Reports and Other Documentation. Horizon shall furnish the Client daily and monthly reports described in Horizon’s Form ADV, Part II and such other reports as are agreed to between Horizon and the Client. The Client understands and agrees that, given the relatively short-term nature of the securities utilized by Horizon, Horizon’s reports to the Client will list securities held by the Client at cost plus accrued interest rather than market value. The Client acknowledges that market values of fixed-income securities fluctuate with changes in interest rates and thus that market value may be higher or lower from time to time than the cost plus accrued interest reported by Horizon. Horizon will furnish to the Client the market value of any security held in the Client’s account upon reasonable request.
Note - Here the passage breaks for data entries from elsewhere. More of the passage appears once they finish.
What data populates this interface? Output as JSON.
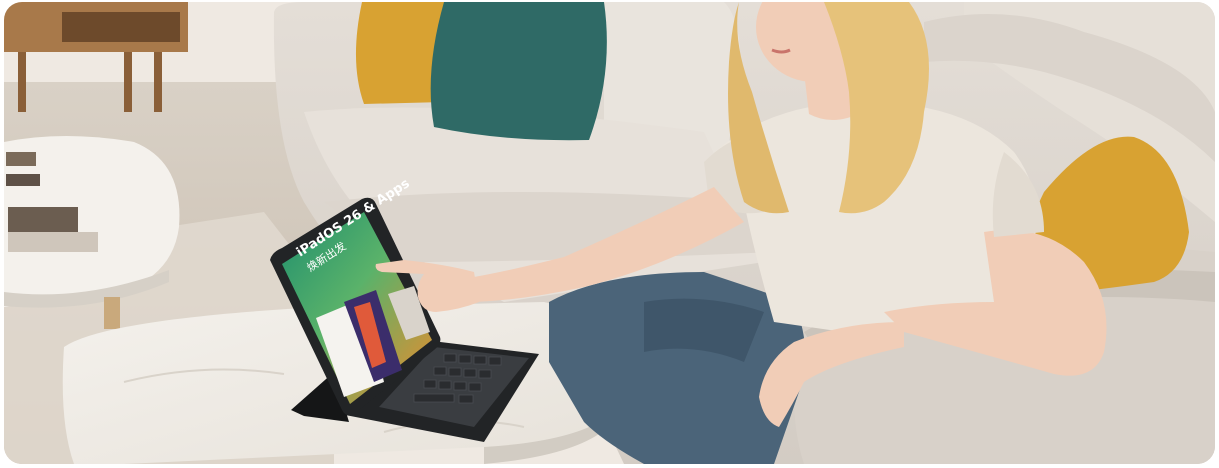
{
  "photo": {
    "subject": "woman-using-tablet-with-keyboard-on-sofa",
    "screen_text_line1": "iPadOS 26 & Apps",
    "screen_text_line2": "焕新出发"
  },
  "colors": {
    "wall": "#efe9e2",
    "sofa": "#dcd6cf",
    "sofa_shadow": "#c8c1b9",
    "pillow_teal": "#2f6a66",
    "pillow_mustard": "#d8a232",
    "table_marble": "#f2efea",
    "hair": "#e6c27a",
    "skin": "#f1cdb7",
    "shirt": "#ece6dd",
    "jeans": "#4b6479",
    "tablet_frame": "#222426",
    "keyboard": "#2f3134"
  }
}
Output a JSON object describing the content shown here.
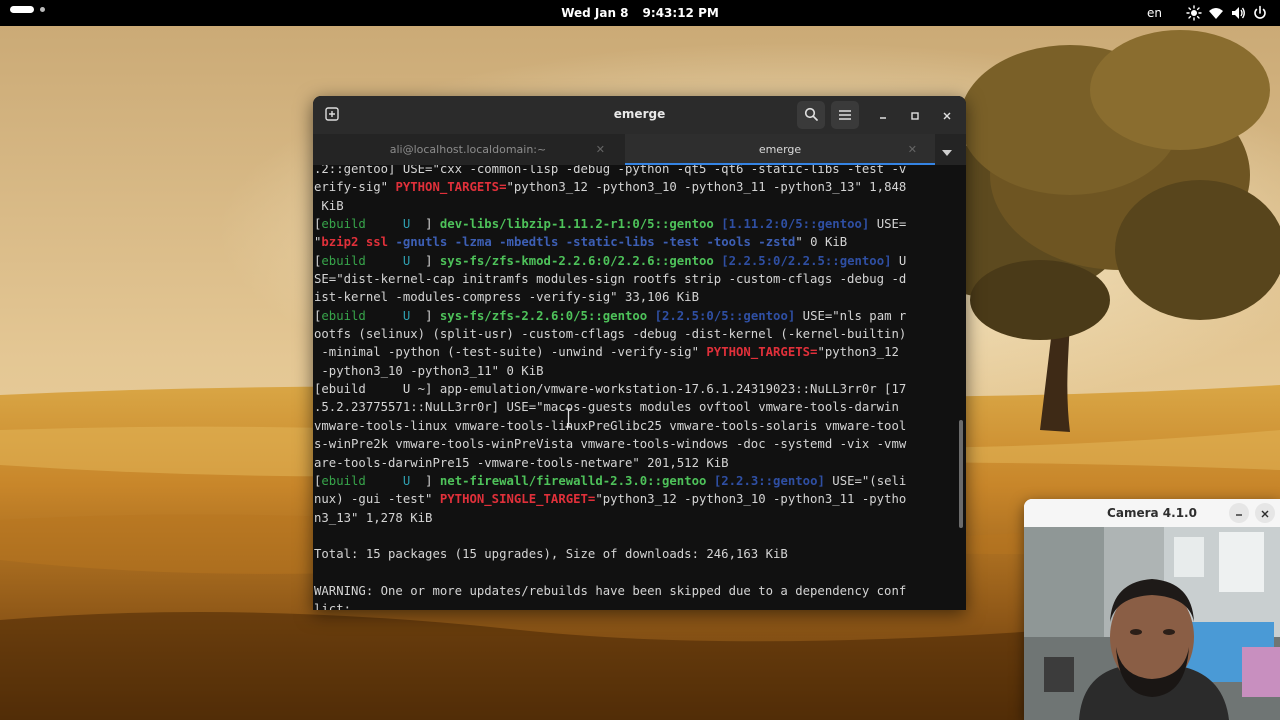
{
  "topbar": {
    "date": "Wed Jan 8",
    "time": "9:43:12 PM",
    "language": "en",
    "tray_icons": [
      "brightness-icon",
      "wifi-icon",
      "volume-icon",
      "power-icon"
    ]
  },
  "terminal": {
    "title": "emerge",
    "tabs": [
      {
        "label": "ali@localhost.localdomain:~",
        "active": false
      },
      {
        "label": "emerge",
        "active": true
      }
    ],
    "accent_color": "#3584e4",
    "lines": [
      {
        "t": ".2::gentoo] USE=\"cxx -common-lisp -debug -python -qt5 -qt6 -static-libs -test -v"
      },
      {
        "t": "erify-sig\" PYTHON_TARGETS=\"python3_12 -python3_10 -python3_11 -python3_13\" 1,848"
      },
      {
        "t": " KiB"
      },
      {
        "t": "[ebuild     U  ] dev-libs/libzip-1.11.2-r1:0/5::gentoo [1.11.2:0/5::gentoo] USE="
      },
      {
        "t": "\"bzip2 ssl -gnutls -lzma -mbedtls -static-libs -test -tools -zstd\" 0 KiB"
      },
      {
        "t": "[ebuild     U  ] sys-fs/zfs-kmod-2.2.6:0/2.2.6::gentoo [2.2.5:0/2.2.5::gentoo] U"
      },
      {
        "t": "SE=\"dist-kernel-cap initramfs modules-sign rootfs strip -custom-cflags -debug -d"
      },
      {
        "t": "ist-kernel -modules-compress -verify-sig\" 33,106 KiB"
      },
      {
        "t": "[ebuild     U  ] sys-fs/zfs-2.2.6:0/5::gentoo [2.2.5:0/5::gentoo] USE=\"nls pam r"
      },
      {
        "t": "ootfs (selinux) (split-usr) -custom-cflags -debug -dist-kernel (-kernel-builtin)"
      },
      {
        "t": " -minimal -python (-test-suite) -unwind -verify-sig\" PYTHON_TARGETS=\"python3_12"
      },
      {
        "t": " -python3_10 -python3_11\" 0 KiB"
      },
      {
        "t": "[ebuild     U ~] app-emulation/vmware-workstation-17.6.1.24319023::NuLL3rr0r [17"
      },
      {
        "t": ".5.2.23775571::NuLL3rr0r] USE=\"macos-guests modules ovftool vmware-tools-darwin"
      },
      {
        "t": "vmware-tools-linux vmware-tools-linuxPreGlibc25 vmware-tools-solaris vmware-tool"
      },
      {
        "t": "s-winPre2k vmware-tools-winPreVista vmware-tools-windows -doc -systemd -vix -vmw"
      },
      {
        "t": "are-tools-darwinPre15 -vmware-tools-netware\" 201,512 KiB"
      },
      {
        "t": "[ebuild     U  ] net-firewall/firewalld-2.3.0::gentoo [2.2.3::gentoo] USE=\"(seli"
      },
      {
        "t": "nux) -gui -test\" PYTHON_SINGLE_TARGET=\"python3_12 -python3_10 -python3_11 -pytho"
      },
      {
        "t": "n3_13\" 1,278 KiB"
      },
      {
        "t": ""
      },
      {
        "t": "Total: 15 packages (15 upgrades), Size of downloads: 246,163 KiB"
      },
      {
        "t": ""
      },
      {
        "t": "WARNING: One or more updates/rebuilds have been skipped due to a dependency conf"
      },
      {
        "t": "lict:"
      }
    ]
  },
  "camera": {
    "title": "Camera 4.1.0"
  }
}
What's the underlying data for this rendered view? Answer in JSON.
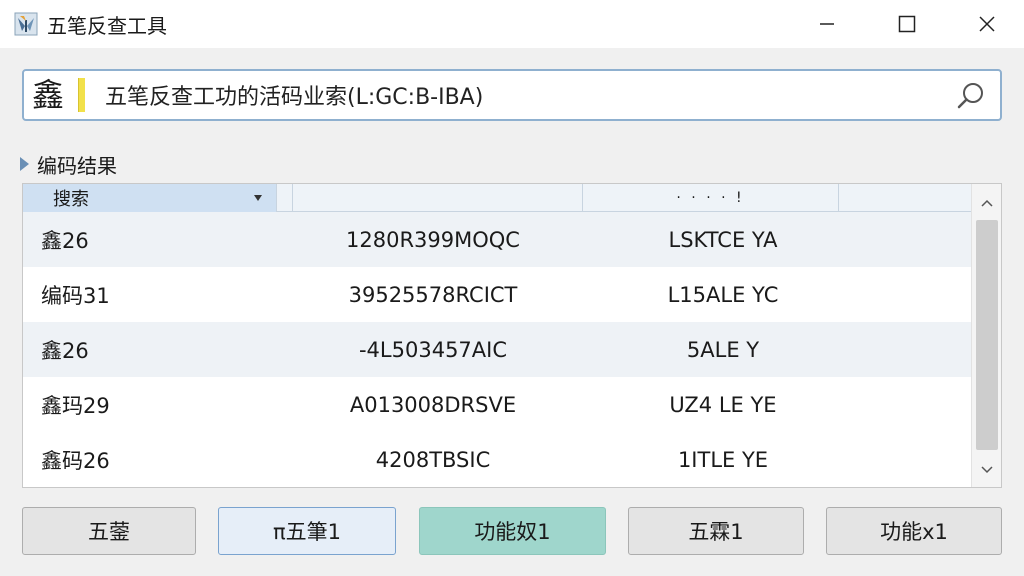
{
  "window": {
    "title": "五笔反查工具",
    "icon": "app-butterfly-icon"
  },
  "search": {
    "input_char": "鑫",
    "hint": "五笔反查工功的活码业索(L:GC:B-IBA)",
    "icon": "search-icon"
  },
  "section": {
    "label": "编码结果"
  },
  "table": {
    "header": {
      "col1": "搜索",
      "col2": "",
      "col3": "· · · · !",
      "col4": ""
    },
    "rows": [
      {
        "c1": "鑫26",
        "c2": "1280R399MOQC",
        "c3": "LSKTCE YA"
      },
      {
        "c1": "编码31",
        "c2": "39525578RCICT",
        "c3": "L15ALE YC"
      },
      {
        "c1": "鑫26",
        "c2": "-4L503457AIC",
        "c3": "5ALE Y"
      },
      {
        "c1": "鑫玛29",
        "c2": "A013008DRSVE",
        "c3": "UZ4 LE YE"
      },
      {
        "c1": "鑫码26",
        "c2": "4208TBSIC",
        "c3": "1ITLE YE"
      }
    ]
  },
  "buttons": {
    "b1": "五蓥",
    "b2": "π五筆1",
    "b3": "功能奴1",
    "b4": "五霖1",
    "b5": "功能x1"
  },
  "colors": {
    "accent_primary": "#9fd6cc",
    "accent_selected": "#cfe0f2",
    "caret": "#f2e14a",
    "border_focus": "#8fb0cf"
  }
}
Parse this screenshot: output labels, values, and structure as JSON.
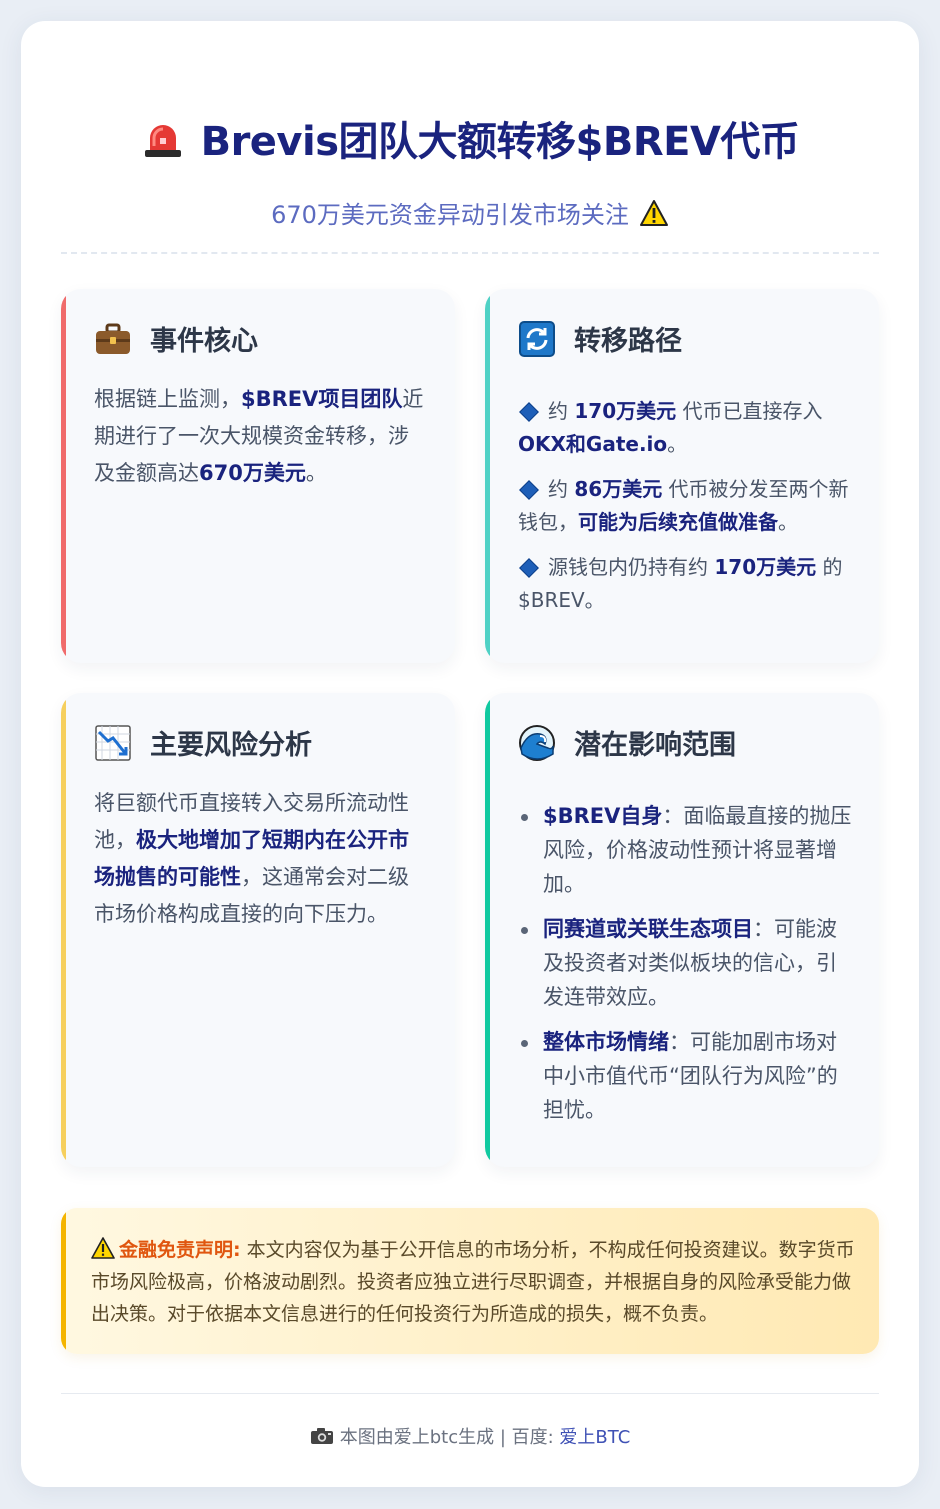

The Client hereby revocably waives the receipt of all documents such as prospectuses, periodic shareholder reports, proxy materials, and any other information and disclosure relating to the securities held in the Client’s account which may be required to be delivered to the Client by applicable laws or regulations, and authorizes Horizon and/or the Custodian to receive such documents on behalf of the Client.. Furthermore, the Client hereby revocably waives receipt of individual transaction confirmations and authorizes and directs Horizon to instruct all brokers and dealers executing orders for the Client to forward confirmations of those transactions to Horizon and/or the Custodian. The Client will rely on periodic reports from Horizon to keep informed of the status of the Client’s account. If the Client wishes, the Client may revoke or modify this decision at any time by providing written notice to Horizon. Following such notice, Horizon will instruct the brokers and dealers executing orders for the Client’s account to send the Client individual transaction confirmations and such other information required by the Client.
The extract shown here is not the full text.